RAWALPINDI: Civil society members on Monday sought repeal of law of evidence (Qanoon-e-Shahadat) and urged the Supreme Court to take notice of its misuse.

They were speaking at a seminar arranged by the Rawalpindi Arts Council (RAC) in collaboration with International Human Rights Association (IHRA).

The basic aim of the seminar was to create awareness of the flaws in the Law of Evidence 1984 as it has affected a large number of people in many cases.

IHRA Chairman Dr Ghazanfer Mehdi said the intervention of the apex court was necessary under the situation where thousands of innocent citizens, especially women were suffering at the hands of blackmailers, he said. Therefore, addressing this issue was vital to ensure the sanctity of the law and justice in the country, he added.

“Such controversial laws should be repealed or amended in a way with a view to removing all flaws,” he said.

He said: “Such laws need to be removed for the revival of original 1973 constitution.”

Mian Javed Anwar Advocate observed that the lacunae in the controversial ‘Qanoon-e-Shahadat’ were resulting in denial of justice and being used by blackmailers against the innocent and law-abiding people of Pakistan, especially the weaker segments of the society including women.

He said that the faulty Articles 46-A & 164 of ‘Qanoon-e-Shahadat’ Order, 1984 should be a matter of immediate attention of the top judiciary keeping in view that the flaws in these articles are grossly being misused.

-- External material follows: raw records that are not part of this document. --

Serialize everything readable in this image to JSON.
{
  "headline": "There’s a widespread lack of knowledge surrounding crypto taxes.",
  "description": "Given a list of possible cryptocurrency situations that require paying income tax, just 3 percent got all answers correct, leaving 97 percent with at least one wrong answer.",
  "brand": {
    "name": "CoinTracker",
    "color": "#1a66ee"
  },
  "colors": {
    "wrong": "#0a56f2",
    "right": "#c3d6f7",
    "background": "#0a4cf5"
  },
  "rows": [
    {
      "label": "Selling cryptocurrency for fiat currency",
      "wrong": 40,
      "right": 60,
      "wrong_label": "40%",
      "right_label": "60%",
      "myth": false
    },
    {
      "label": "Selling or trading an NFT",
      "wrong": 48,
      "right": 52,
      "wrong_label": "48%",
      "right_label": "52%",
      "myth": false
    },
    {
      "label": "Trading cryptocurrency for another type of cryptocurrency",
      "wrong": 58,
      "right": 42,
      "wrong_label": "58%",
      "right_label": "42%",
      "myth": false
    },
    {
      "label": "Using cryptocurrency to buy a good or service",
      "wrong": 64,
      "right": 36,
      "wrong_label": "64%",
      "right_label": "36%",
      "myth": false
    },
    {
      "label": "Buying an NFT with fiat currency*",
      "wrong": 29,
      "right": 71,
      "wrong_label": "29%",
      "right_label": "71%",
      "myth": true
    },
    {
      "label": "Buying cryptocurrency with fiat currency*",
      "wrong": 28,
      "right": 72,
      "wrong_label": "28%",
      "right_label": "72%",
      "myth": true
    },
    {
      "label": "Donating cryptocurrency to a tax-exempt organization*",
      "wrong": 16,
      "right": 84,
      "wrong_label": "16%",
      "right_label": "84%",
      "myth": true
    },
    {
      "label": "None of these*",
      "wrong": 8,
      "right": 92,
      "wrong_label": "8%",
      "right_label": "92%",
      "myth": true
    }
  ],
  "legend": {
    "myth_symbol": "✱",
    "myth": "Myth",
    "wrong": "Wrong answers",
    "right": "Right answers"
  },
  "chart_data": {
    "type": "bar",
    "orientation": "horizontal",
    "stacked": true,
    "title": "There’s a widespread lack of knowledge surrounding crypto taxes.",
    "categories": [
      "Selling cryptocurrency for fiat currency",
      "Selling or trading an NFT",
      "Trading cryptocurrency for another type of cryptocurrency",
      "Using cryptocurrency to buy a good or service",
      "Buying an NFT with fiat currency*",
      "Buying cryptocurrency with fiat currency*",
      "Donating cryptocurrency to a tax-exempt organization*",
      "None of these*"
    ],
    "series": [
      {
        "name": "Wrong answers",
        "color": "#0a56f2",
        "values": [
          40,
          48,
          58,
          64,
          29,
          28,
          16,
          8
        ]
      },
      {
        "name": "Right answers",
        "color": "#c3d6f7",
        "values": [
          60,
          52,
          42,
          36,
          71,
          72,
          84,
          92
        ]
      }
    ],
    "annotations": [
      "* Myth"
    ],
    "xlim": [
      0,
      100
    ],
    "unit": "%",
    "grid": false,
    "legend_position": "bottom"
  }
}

Syed Ghulam Raza Shah Naqvi explained the phenomenon further and said that the tape-recorded conversations inclusive of privileged relating to private, personal matters such as between the husband-wife, lawyer-client, doctor-patient or relatives, etc.,

should not be made admissible under the law of evidence.

Ch Mazhar Iqbal Advocate said that the larger segment of the public demands that the private, commercial or professional conversations between the parties, if recorded by electronic devices or tape recorder, should not be used as incriminating evidence against each other, so that the private, commercial or professional conversations which are privileged, stand protected from the blackmailers, he added.